Rechaza, por otro lado, el consentimiento a la invasión física de la porción litigiosa por parte de la propiedad contigua que el juzgador de primer grado reconoce (la edificación de los edificios contenidos en dicha porción se remonta a la década de los sesenta del siglo pasado) en atención a que el demandante desconocía tales circunstancias puesto que heredó de su padre, y este de su abuelo, recientemente.
Recurre también el demandante la consideración como parte de la mercantil Cimenta 2 Gestión e Inversiones, SAU, habida cuenta de que su llamada al proceso se ha producido a raíz de la estimación de la excepción de falta de litisconsorcio pasivo necesario formulado por Formosa Dos, SL, lo que la ha colocado en una situación de privilegio al conocer al tiempo de su personación el contenido de las restantes contestaciones a la demanda.
II. Formosa Dos, SL, se adhiere al recurso formulado por el Sr. Darío.
Asimismo impugna el único pronunciamiento que puede perjudicarle, que es la imposición del pago de las costas causadas a los terceros llamados por ella al pleito, los hermanos Crescencia Cesareo Casimiro Constancio Borja Arturo.
III. Cimenta 2 Gestión e Inversiones, SAU, y Cajamar Caja Rural, SCC, se oponen al recurso formulado por el Sr. Darío, aduciendo, en primer término, y en lo que atañe a la llamada al proceso de la primera de las mercantiles apeladas reseñadas, que ninguna de las partes se opuso ni recurrió el acogimiento de la excepción formulada por Cajamar Caja Rural, SCC, a fin de que se llamase a la litis a Cimenta 2 Gestión e Inversiones, SAU. Llamamiento claramente procedente habida cuenta de que era ya titular de la finca litigiosa NUM000 al tiempo de formulación de la demanda (la había adquirido cuatro días antes en virtud de decreto de adjudicación).
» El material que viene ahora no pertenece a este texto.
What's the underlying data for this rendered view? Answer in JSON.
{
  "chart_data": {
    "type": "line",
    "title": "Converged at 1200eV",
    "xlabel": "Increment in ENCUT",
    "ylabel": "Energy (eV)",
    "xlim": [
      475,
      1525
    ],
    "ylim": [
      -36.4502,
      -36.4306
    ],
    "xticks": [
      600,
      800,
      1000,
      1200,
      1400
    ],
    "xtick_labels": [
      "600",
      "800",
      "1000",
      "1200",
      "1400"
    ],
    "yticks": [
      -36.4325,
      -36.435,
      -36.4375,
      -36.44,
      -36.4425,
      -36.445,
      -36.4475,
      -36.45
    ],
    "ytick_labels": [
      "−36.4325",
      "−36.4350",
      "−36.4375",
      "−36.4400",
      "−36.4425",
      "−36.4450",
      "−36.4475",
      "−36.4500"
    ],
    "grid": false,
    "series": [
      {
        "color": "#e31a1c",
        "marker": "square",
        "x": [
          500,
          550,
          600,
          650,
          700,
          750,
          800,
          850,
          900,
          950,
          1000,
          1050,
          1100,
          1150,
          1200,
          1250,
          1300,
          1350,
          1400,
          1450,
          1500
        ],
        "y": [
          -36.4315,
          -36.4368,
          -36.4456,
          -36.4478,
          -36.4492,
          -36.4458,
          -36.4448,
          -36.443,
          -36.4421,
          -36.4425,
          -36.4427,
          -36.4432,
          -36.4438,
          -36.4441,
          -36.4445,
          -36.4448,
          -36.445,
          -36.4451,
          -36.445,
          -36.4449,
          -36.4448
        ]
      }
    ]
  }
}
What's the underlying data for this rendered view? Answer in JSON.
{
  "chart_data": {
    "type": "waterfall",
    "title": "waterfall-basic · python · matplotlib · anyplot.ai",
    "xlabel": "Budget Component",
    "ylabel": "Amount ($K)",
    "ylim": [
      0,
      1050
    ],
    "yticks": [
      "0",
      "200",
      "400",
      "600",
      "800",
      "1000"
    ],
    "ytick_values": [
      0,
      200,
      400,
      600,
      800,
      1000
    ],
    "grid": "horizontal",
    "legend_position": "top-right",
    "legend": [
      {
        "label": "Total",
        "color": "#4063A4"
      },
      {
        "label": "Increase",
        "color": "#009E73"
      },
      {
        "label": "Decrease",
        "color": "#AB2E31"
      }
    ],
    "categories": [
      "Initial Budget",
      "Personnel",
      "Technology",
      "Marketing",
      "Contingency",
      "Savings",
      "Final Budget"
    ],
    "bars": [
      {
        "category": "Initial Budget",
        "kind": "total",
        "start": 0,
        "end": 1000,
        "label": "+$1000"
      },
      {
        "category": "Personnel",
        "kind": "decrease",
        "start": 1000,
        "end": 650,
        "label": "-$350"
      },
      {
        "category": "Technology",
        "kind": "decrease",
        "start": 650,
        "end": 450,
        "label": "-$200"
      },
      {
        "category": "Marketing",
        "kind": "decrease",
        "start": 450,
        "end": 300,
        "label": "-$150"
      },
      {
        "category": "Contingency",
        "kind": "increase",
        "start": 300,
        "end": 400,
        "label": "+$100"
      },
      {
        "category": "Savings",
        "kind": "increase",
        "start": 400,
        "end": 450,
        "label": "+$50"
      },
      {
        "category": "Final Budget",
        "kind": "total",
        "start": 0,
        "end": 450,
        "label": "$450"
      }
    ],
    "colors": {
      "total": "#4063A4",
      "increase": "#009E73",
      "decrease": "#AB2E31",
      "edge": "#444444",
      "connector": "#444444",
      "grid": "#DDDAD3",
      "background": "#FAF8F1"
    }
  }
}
Rechazan igualmente el argumento contenido en el recurso relativo a que solo se ejercitó una acción de deslinde, ya que basta leer la demanda para constatar que a la de deslinde acompañaban pretensiones declarativas y reivindicatorias.
Y en lo que atañe al fondo, se adhieren a lo razonado en la sentencia recurrida. Las edificaciones elevadas en la porción de terreno reivindicada datan de hace más de cuarenta años, por lo que fueron usucapidas por los titulares anteriores a Formosa Dos, SL, en concreto por el padre de los administradores de dicha mercantil, que compró en 1969. No siendo creíble que los causantes del apelante no se apercibieran del levantamiento o existencia de dichos inmuebles, circunstancia que, por otra parte, vincula a sus causahabientes.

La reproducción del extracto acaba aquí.